In summary, single-molecule mixtures, opposite to the “absolute pure” extreme molecular state, were theoretically studied by combining model construction and mathematical analysis, obtaining some interesting results. These results support the conclusion that the single-molecule mixture state may be widely distributed in realistic synthetic or natural polymer systems.

Chemical microheterogeneity—the quality of being heterogenous at the microscopic level—is an attribute of all living systems and most soft and crystalline materials [23,24]. According to a recent classification by Gentili et al. [23], natural and synthetic polymer systems are one of the five major sets of microheterogeneous systems.
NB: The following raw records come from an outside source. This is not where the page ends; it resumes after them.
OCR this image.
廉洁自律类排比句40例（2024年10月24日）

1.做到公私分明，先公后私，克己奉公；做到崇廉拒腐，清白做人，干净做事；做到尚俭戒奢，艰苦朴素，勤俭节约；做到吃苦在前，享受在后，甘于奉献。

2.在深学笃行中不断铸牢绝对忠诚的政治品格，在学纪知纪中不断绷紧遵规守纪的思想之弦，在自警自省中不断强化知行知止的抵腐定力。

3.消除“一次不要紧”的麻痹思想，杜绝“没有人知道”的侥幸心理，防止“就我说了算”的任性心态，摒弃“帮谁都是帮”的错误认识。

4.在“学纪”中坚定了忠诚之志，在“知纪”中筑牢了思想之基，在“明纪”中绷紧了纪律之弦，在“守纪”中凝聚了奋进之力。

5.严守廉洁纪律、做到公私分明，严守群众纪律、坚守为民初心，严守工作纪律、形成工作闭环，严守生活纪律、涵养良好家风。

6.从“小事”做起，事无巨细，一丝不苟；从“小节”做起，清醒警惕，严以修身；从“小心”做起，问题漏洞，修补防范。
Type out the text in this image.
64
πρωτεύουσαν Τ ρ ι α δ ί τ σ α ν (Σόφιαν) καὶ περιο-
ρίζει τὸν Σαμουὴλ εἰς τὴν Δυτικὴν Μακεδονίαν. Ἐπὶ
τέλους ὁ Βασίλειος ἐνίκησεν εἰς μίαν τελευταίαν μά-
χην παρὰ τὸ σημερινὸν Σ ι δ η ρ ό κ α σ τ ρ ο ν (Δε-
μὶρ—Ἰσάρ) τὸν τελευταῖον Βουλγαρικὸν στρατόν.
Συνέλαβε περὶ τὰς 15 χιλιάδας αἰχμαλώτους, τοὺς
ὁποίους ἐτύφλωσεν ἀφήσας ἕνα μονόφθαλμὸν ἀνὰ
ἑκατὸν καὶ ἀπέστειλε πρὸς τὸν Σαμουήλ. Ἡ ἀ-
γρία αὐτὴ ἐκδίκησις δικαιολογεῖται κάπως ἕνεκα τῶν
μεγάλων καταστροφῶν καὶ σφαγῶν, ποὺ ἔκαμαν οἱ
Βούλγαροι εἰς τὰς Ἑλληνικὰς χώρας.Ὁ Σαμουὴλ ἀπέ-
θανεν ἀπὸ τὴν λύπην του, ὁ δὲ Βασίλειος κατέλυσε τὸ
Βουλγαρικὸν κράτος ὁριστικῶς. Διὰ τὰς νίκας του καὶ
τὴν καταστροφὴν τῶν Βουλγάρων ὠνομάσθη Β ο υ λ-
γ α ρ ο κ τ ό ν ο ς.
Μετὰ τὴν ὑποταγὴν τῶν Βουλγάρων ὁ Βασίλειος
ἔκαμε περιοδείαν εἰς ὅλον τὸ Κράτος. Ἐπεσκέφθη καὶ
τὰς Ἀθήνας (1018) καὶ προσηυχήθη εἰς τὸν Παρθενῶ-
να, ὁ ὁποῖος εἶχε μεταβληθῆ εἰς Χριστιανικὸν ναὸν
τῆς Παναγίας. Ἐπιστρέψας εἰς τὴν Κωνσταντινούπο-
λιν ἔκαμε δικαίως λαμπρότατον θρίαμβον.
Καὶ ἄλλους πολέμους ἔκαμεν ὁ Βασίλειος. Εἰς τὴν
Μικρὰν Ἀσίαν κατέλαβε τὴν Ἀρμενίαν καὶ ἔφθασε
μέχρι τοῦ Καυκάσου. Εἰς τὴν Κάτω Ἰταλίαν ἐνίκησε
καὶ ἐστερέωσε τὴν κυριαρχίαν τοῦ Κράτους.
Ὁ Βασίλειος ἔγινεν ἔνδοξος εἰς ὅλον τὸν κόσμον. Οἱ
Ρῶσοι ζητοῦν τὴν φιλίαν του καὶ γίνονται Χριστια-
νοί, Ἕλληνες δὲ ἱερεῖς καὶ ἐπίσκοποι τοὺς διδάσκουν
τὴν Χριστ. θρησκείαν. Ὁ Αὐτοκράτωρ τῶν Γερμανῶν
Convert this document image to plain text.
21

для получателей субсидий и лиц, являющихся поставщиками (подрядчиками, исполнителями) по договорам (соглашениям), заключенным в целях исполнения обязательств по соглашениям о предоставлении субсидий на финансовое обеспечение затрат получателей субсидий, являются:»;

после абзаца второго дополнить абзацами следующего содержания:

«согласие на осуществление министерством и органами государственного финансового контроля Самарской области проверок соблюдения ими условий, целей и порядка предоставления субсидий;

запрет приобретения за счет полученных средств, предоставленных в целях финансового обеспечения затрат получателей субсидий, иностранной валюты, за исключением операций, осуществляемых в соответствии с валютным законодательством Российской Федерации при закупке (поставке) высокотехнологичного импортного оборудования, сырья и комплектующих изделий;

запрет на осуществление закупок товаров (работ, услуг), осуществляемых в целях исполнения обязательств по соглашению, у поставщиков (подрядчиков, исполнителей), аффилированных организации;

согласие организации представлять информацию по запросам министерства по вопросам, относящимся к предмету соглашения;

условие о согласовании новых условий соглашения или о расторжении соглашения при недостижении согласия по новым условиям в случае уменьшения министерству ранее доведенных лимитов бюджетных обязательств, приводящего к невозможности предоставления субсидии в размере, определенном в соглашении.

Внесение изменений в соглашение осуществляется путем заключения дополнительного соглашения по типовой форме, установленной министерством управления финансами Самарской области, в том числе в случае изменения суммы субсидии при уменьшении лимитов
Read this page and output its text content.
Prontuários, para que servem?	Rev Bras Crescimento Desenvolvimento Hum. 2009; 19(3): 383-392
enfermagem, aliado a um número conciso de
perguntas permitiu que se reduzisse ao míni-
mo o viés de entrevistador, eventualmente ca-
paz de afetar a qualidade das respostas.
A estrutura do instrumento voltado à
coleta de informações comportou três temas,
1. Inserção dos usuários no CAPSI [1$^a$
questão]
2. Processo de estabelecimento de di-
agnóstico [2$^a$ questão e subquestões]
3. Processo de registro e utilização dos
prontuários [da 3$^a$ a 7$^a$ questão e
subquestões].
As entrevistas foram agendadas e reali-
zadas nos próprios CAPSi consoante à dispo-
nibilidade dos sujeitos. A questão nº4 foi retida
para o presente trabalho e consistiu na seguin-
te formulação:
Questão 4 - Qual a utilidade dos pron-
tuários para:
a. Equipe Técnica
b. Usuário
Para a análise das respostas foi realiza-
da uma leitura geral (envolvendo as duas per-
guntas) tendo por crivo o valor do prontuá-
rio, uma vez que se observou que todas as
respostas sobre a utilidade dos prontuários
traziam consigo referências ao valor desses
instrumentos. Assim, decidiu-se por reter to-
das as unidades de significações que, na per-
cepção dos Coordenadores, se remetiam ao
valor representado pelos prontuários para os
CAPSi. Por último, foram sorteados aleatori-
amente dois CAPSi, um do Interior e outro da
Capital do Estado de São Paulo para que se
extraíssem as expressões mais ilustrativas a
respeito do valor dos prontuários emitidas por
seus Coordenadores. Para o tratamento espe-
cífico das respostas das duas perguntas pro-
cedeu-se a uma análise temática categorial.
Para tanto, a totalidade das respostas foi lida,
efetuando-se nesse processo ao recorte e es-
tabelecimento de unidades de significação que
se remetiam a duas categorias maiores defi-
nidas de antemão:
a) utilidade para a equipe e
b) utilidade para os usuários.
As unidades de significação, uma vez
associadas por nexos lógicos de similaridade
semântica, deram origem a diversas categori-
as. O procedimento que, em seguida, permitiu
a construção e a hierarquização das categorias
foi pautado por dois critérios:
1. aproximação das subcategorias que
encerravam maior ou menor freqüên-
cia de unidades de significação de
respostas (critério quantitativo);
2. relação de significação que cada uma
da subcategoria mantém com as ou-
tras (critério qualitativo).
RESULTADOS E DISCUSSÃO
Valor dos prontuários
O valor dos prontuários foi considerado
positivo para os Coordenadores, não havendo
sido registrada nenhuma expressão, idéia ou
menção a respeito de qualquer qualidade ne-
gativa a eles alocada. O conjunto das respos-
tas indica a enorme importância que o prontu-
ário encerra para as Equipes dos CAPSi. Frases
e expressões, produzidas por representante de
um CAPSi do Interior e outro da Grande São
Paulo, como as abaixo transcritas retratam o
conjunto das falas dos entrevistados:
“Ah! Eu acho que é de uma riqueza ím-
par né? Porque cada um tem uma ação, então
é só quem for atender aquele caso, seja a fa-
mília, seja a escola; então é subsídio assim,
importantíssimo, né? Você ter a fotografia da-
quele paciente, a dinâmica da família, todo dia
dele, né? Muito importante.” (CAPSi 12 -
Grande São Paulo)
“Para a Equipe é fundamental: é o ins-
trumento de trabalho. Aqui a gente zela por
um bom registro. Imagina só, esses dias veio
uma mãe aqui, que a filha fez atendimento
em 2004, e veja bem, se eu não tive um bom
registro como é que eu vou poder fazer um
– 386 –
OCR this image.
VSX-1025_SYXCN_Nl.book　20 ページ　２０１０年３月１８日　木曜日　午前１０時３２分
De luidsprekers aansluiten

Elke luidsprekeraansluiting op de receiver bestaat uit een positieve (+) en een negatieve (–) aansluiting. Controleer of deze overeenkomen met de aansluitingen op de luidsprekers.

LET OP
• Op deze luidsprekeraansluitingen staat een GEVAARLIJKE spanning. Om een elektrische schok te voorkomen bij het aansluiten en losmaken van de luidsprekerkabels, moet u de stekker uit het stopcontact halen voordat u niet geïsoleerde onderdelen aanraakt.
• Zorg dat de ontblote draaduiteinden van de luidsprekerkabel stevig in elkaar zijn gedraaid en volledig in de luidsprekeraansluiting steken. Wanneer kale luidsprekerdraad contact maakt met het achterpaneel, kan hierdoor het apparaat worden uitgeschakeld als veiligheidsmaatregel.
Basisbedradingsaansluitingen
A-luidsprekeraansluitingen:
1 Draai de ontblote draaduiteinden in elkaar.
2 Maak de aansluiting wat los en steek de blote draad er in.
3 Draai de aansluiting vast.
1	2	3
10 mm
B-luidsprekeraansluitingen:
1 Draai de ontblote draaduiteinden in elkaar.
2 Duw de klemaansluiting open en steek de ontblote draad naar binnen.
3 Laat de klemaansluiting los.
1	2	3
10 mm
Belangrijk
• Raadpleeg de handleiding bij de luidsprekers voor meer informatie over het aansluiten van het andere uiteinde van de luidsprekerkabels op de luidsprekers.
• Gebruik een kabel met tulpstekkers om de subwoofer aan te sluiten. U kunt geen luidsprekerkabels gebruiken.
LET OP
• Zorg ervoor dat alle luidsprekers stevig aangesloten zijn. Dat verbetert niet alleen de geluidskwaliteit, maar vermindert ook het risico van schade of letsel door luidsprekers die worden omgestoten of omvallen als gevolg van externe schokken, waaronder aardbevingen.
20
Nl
While it has long been recognized that microheterogeneity exerts a major influence on the function of biopolymers such as glycoproteins [25], the concept of a “single-molecule mixture” and the results of the current study shall provide a unique way of understanding “microheterogeneity” at the molecular level. It is hoped that this study will inspire further exploration of this intriguing area.